Only a few hours after move-in, all my skepticism and hesitancy melted away. Yes, there were rules and restrictions; however, it seemed like everyone in Victoria Hall had tacitly agreed to make the best of them.

Even with masks on, faces quickly became familiar because everyone was so eager to introduce themselves.

Within my first week, I could match a name and hometown to everyone on my floor, which had already defied my expectations coming into the year. The Residence Life team implemented a recommendation that we stick to socializing within our ‘households’—floor wings, in the case of my residence.

At first, I worried this would be extremely limiting. Instead, the restrictions led my floor group to become very close. We spent each evening in our common room recapping classes and simply enjoying one another’s company.

I learned all sorts of things about my floormates’, from their most significant life experiences to things as trivial as their taste in music, television, and sports. Under the unique conditions of this year, I not only became acquainted with my peers, but was forced to get to know each one of them on a deeper level.

A seemingly random group of first-years became a cohesive family unit, each equipped with distinct personalities and experiences to share.

There was a don from Mexico who played both hero and villain on the floor; a hilarious hockey savant from Kanata with a knack for politics; a next-door neighbour from a ridiculously small town who showed me genuine kindness and a love for the Arkells, to name just a few.

This year was a mixed bag. It came with pandemic-related difficulties in the form of lockdowns, dining hall and gym closures, and the absence of important Queen’s experiences like Homecoming.

Despite my uncertainty, these limitations actually created opportunities to find enjoyment and appreciation in the simplest of things shared within my floor bubble.

The most important takeaways from a first year experience in residence are the meaningful connections and friendships I made.
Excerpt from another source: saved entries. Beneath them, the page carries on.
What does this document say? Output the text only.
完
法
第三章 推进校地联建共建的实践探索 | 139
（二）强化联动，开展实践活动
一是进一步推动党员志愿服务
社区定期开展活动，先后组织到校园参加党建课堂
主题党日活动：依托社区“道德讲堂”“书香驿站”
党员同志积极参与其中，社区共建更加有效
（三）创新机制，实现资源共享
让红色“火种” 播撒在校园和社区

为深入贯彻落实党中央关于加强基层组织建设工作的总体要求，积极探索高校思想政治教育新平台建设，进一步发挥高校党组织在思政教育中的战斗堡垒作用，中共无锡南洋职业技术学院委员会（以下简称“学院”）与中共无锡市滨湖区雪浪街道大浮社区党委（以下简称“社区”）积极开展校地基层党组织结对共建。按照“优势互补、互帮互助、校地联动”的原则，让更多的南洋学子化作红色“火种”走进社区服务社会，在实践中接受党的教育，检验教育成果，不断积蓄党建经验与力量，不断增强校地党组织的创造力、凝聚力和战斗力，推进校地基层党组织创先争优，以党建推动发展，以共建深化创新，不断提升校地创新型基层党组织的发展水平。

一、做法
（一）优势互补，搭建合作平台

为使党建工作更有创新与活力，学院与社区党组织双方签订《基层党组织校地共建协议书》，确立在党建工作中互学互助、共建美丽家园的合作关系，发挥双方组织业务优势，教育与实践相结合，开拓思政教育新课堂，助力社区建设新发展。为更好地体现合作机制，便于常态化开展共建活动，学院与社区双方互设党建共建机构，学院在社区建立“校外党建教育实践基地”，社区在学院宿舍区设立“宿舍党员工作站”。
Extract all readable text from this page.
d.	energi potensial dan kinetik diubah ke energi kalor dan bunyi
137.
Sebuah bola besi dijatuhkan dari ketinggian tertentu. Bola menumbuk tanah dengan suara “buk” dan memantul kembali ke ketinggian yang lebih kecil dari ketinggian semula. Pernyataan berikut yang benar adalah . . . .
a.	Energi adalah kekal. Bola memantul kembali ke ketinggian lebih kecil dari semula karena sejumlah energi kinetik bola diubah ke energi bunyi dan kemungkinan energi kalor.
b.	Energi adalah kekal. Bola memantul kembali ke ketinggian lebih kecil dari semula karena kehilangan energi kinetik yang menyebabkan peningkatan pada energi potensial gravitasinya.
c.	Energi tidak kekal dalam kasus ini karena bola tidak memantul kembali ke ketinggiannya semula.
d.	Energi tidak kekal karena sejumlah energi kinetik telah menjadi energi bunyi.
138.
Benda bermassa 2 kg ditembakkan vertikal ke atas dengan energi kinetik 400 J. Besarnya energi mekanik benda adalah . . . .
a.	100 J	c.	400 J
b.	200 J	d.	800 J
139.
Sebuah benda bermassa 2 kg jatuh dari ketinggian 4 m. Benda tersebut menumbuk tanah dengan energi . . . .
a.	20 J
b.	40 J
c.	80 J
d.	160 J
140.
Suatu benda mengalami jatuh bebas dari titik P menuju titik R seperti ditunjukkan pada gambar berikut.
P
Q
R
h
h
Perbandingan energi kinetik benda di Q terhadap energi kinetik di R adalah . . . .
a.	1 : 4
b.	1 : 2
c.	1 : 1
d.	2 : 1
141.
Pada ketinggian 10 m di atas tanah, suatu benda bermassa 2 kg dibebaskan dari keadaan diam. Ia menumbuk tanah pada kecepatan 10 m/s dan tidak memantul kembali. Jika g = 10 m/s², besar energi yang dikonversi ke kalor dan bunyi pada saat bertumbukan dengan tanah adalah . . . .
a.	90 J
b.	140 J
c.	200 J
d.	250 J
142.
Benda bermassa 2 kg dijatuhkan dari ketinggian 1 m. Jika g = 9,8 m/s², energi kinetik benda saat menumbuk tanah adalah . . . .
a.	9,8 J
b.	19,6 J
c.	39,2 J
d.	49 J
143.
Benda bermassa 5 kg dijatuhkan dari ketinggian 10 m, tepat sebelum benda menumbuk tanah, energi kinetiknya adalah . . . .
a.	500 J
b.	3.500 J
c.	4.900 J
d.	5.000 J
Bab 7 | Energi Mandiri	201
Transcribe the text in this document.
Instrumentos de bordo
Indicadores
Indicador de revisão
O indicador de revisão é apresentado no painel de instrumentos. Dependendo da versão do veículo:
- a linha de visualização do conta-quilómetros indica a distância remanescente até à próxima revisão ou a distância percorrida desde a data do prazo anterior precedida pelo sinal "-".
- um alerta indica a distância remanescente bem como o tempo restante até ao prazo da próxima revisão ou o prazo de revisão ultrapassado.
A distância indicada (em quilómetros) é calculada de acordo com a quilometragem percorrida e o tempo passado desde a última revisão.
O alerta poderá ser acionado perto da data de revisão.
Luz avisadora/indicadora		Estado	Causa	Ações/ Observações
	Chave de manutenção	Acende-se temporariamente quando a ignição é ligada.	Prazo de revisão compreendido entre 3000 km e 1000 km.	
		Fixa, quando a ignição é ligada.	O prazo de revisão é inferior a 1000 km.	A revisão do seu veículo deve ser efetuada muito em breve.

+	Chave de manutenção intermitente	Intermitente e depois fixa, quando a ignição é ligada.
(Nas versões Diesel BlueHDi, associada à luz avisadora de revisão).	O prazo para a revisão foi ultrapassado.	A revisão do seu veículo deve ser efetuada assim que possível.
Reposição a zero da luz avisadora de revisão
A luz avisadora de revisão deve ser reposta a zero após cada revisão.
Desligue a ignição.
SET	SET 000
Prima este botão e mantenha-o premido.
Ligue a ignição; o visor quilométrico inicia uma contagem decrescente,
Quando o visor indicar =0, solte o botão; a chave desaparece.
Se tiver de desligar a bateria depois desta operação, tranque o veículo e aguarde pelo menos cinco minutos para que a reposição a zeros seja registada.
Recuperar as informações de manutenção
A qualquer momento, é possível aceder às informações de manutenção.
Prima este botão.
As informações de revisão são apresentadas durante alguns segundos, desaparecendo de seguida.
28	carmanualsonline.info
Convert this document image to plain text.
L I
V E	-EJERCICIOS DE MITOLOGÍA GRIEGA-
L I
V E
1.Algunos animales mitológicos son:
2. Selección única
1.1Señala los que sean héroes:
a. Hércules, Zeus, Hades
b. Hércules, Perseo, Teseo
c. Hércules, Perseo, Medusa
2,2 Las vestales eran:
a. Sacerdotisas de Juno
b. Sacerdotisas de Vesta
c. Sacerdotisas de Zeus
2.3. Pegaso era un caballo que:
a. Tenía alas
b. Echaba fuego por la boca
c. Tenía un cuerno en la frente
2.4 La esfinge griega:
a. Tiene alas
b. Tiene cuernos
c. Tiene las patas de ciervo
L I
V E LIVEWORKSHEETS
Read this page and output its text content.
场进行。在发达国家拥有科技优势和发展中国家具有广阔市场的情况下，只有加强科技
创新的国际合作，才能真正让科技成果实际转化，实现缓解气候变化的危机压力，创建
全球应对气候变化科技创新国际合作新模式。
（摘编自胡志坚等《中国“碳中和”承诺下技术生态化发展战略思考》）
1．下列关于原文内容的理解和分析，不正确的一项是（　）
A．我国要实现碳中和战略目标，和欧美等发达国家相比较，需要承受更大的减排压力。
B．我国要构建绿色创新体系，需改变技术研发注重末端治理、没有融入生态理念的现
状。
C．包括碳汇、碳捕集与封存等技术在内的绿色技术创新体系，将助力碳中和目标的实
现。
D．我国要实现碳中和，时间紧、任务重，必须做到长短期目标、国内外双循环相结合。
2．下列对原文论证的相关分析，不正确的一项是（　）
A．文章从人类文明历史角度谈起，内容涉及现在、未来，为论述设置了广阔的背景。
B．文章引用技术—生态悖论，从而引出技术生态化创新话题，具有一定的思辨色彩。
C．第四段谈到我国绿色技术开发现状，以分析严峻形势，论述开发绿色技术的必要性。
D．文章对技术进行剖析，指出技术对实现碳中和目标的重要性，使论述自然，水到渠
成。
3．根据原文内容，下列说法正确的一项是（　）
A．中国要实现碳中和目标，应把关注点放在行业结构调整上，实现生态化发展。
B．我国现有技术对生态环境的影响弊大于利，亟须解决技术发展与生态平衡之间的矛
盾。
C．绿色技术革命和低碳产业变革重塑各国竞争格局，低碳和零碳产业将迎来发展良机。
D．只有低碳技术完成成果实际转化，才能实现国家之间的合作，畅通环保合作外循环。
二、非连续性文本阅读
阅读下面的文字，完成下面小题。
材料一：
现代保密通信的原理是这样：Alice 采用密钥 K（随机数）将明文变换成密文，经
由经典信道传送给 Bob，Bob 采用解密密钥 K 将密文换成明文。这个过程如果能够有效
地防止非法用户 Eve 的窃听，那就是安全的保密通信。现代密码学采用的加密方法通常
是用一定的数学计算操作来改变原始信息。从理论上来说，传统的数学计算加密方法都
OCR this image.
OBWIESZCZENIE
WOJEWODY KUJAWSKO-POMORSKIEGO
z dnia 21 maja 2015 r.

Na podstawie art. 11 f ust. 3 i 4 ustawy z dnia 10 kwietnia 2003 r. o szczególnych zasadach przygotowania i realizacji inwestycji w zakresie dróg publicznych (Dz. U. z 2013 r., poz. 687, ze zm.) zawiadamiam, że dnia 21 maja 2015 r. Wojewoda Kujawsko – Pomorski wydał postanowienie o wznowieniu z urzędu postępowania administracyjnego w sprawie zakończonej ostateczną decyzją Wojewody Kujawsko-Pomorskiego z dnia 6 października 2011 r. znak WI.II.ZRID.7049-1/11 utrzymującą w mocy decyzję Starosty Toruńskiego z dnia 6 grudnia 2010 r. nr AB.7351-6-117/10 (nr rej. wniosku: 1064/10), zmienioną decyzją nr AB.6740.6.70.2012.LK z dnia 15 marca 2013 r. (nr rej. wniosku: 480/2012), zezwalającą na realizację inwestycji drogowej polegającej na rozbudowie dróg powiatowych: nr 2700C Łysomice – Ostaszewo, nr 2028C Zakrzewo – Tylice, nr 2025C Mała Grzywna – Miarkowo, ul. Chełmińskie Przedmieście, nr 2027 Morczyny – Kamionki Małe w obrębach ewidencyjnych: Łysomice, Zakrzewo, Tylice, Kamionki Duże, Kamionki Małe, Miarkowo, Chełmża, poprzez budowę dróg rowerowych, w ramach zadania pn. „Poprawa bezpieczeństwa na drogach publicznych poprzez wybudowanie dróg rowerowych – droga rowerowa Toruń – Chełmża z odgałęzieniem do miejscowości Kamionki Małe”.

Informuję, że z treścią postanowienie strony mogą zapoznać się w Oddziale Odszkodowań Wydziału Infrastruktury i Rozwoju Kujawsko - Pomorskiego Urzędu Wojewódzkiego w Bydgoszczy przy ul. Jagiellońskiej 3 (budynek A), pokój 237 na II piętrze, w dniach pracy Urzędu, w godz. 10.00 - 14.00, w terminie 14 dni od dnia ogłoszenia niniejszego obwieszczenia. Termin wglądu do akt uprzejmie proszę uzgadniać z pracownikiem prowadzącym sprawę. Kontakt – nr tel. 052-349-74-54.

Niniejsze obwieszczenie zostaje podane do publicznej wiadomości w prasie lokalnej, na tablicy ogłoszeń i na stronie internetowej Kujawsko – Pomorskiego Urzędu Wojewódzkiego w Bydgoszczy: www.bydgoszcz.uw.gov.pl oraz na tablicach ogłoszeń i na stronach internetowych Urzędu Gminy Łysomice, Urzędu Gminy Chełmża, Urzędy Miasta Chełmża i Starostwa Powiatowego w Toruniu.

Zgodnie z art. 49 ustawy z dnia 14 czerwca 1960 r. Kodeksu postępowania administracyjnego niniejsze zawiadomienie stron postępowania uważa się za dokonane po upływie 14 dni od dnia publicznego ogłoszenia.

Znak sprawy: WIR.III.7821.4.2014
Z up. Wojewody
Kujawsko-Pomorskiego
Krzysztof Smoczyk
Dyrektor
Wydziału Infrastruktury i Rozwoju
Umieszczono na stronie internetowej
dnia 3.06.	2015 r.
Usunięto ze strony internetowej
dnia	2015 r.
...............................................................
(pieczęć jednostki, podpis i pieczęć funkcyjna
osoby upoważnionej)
Though the fancy events and accessories would’ve been nice, it was the fundamental relationships and the effort that went into making these bonds that made this year special in its own regard.

Maya Angelou famously stated: “If you can’t change your situation, change your perspective.”

I was fortunate enough to be surrounded by individuals with this same philosophy, and for that reason, I believe the class of ’24, at Queen’s and beyond, will always be bonded by this highly atypical first year experience.